[Date Prev][Date Next][Thread Prev][Thread Next][Date Index][Thread Index]

[Condor-users] Multi-Slot settings for single nodes



Hi,

I have briefly looked into the archive, but have not found this. If i am
wrong, please give me a pointer into the archive.

Consider the following situation:

I have a few boxes with newly arrived quad-core CPUs. The usual set-up
would be to define 4 slots for that machine and each will get 25% of the
installed memory (say 2 GByte each).

However, from time to time a user comes up and tells me, I need to run a
program which requires 5-6 GByte of memory. As far as I know, this could
be achieved by

(a) the user sets that only slot1 of each node can be used (I have done
that with the vm setting). However, with this set-up you need to rely on
the fact that the other jobs running on this node need less than 2-3
GByte in total, otherwise the system will run heavily into swap.
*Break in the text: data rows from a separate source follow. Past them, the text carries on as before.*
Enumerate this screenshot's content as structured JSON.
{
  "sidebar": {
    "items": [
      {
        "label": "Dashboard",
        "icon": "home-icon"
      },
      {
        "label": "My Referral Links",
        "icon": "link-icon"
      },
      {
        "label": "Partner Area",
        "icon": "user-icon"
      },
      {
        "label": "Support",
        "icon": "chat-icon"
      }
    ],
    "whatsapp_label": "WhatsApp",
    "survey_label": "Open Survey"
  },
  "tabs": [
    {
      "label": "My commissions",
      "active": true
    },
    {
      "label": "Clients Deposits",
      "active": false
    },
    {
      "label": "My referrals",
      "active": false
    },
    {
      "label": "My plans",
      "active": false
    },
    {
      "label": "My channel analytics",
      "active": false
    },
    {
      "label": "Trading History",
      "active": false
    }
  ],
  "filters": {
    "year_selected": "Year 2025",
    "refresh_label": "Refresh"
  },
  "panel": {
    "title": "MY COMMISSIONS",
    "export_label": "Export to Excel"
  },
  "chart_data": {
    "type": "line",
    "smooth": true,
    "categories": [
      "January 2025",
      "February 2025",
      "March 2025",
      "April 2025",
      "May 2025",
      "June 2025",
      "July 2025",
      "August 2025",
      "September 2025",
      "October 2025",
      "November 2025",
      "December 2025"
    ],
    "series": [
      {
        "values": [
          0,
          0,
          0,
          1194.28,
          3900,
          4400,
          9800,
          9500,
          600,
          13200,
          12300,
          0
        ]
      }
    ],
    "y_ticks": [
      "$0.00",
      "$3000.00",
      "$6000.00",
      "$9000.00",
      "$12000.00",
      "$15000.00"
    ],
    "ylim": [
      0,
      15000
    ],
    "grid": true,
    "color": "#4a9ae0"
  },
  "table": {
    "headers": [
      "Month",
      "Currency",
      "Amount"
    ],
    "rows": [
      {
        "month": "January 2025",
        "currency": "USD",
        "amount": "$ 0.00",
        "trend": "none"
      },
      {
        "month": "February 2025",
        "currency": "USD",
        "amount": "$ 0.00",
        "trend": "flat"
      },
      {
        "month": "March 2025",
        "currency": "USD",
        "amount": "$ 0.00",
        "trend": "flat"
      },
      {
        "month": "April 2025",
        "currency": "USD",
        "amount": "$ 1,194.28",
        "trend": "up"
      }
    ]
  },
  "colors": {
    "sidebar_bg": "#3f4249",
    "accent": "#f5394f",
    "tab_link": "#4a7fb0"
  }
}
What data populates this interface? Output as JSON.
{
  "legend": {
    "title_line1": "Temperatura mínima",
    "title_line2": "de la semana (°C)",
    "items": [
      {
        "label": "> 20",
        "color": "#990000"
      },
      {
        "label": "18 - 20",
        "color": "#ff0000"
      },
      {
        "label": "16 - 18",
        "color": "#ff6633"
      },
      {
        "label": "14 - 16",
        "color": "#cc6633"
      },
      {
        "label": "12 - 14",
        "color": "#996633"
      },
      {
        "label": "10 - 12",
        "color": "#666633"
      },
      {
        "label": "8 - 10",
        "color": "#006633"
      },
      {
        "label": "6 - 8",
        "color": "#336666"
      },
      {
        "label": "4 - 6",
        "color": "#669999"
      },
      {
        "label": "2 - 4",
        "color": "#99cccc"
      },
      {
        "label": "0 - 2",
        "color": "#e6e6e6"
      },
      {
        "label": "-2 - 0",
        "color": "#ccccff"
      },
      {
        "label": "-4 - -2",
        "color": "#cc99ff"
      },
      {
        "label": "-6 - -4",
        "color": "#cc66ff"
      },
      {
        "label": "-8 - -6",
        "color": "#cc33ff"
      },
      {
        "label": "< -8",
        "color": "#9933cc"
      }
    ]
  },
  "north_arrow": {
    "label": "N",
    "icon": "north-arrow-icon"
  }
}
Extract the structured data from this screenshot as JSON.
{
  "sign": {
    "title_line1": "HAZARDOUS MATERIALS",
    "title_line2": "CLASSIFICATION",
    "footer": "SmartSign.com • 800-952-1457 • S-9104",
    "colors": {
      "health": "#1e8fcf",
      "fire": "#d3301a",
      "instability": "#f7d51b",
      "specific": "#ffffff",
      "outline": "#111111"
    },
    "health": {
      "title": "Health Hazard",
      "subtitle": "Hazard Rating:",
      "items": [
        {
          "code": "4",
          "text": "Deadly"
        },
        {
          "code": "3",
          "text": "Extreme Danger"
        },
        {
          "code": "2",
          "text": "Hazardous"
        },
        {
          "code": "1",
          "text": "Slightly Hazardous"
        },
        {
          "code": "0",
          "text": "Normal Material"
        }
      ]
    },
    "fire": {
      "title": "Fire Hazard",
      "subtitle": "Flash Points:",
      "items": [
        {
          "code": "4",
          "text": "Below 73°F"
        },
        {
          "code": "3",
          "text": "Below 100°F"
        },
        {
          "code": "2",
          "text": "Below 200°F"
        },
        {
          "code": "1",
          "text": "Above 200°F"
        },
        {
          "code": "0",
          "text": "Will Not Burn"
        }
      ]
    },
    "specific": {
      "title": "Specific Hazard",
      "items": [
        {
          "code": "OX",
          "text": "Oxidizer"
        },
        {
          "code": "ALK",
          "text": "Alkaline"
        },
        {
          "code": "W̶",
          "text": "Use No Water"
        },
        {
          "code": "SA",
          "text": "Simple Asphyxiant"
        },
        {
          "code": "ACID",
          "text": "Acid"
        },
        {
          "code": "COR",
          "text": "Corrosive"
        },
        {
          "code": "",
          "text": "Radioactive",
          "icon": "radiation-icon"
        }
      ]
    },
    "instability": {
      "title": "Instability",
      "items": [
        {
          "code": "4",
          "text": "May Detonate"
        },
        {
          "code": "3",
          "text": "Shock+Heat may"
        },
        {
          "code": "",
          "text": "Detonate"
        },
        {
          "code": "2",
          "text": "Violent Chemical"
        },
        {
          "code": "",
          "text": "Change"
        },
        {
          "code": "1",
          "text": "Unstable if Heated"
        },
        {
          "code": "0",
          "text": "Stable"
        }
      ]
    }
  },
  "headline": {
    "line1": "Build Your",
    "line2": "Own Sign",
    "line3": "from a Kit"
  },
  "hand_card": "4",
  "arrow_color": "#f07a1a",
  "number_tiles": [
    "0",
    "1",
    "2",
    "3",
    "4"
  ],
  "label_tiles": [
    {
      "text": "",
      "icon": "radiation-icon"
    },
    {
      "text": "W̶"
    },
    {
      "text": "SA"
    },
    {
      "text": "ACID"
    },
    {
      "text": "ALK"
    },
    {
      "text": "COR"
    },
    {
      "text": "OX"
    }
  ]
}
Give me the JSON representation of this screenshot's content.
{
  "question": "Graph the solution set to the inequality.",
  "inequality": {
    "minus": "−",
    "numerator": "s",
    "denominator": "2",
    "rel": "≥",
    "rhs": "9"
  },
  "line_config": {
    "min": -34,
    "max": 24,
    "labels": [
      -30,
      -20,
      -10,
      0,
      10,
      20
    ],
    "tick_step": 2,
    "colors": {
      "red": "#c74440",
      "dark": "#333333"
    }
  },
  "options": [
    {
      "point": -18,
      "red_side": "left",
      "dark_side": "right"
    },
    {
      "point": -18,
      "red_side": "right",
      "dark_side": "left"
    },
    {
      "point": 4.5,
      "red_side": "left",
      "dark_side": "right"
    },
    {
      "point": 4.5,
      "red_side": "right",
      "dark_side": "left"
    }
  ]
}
(b) the admin of the cluster changes the set-up of the cluster
temporarily that there is only a single slot available on particular
nodes for some time.

I guess most people would agree to me that this is both suboptimal.

My question:

Would it be possible (maybe as a feature wish for a new version) to
allow the scheduler have knowledge both of slots as well as nodes?

E.g.:

My cluster has 100 quad-core nodes with above specification. My
possibilities are:

total number of slots | slots per node | memory per slot [GByte]
	100			1		8
	200			2		4
	400			4		2

Now imagine user A submitting a cluster of 4000 jobs which all need only
1 GByte (requirement set in submit file). They are running happily for
some time until user B arrives and submits 200 jobs with above
requirement of 6 GByte per slot.

If the admin now changes a few nodes, say 30, to single slot set-up and
both user's code can run happily (given all other requirements are
fulfilled). However, the admin has to watch this and might need to
change this again to enhance the throughput.

What my wish for Condor would be, that if user B is allowed to run
(userprio et al.), it starts to free up a few nodes and runs only user B
jobs there. This could be done forcefully by eviction or by simply
waiting until jobs are finished and don't restart jobs on that node.

If you are a devel of Condor and start to cry in agony right now because
this undermines the standard rules of node matching, I am very sorry.
But otherwise, I really which this would be possible.

Sorry, for the lengthy mail but I hope I made my problem clear.

Cheers

Carsten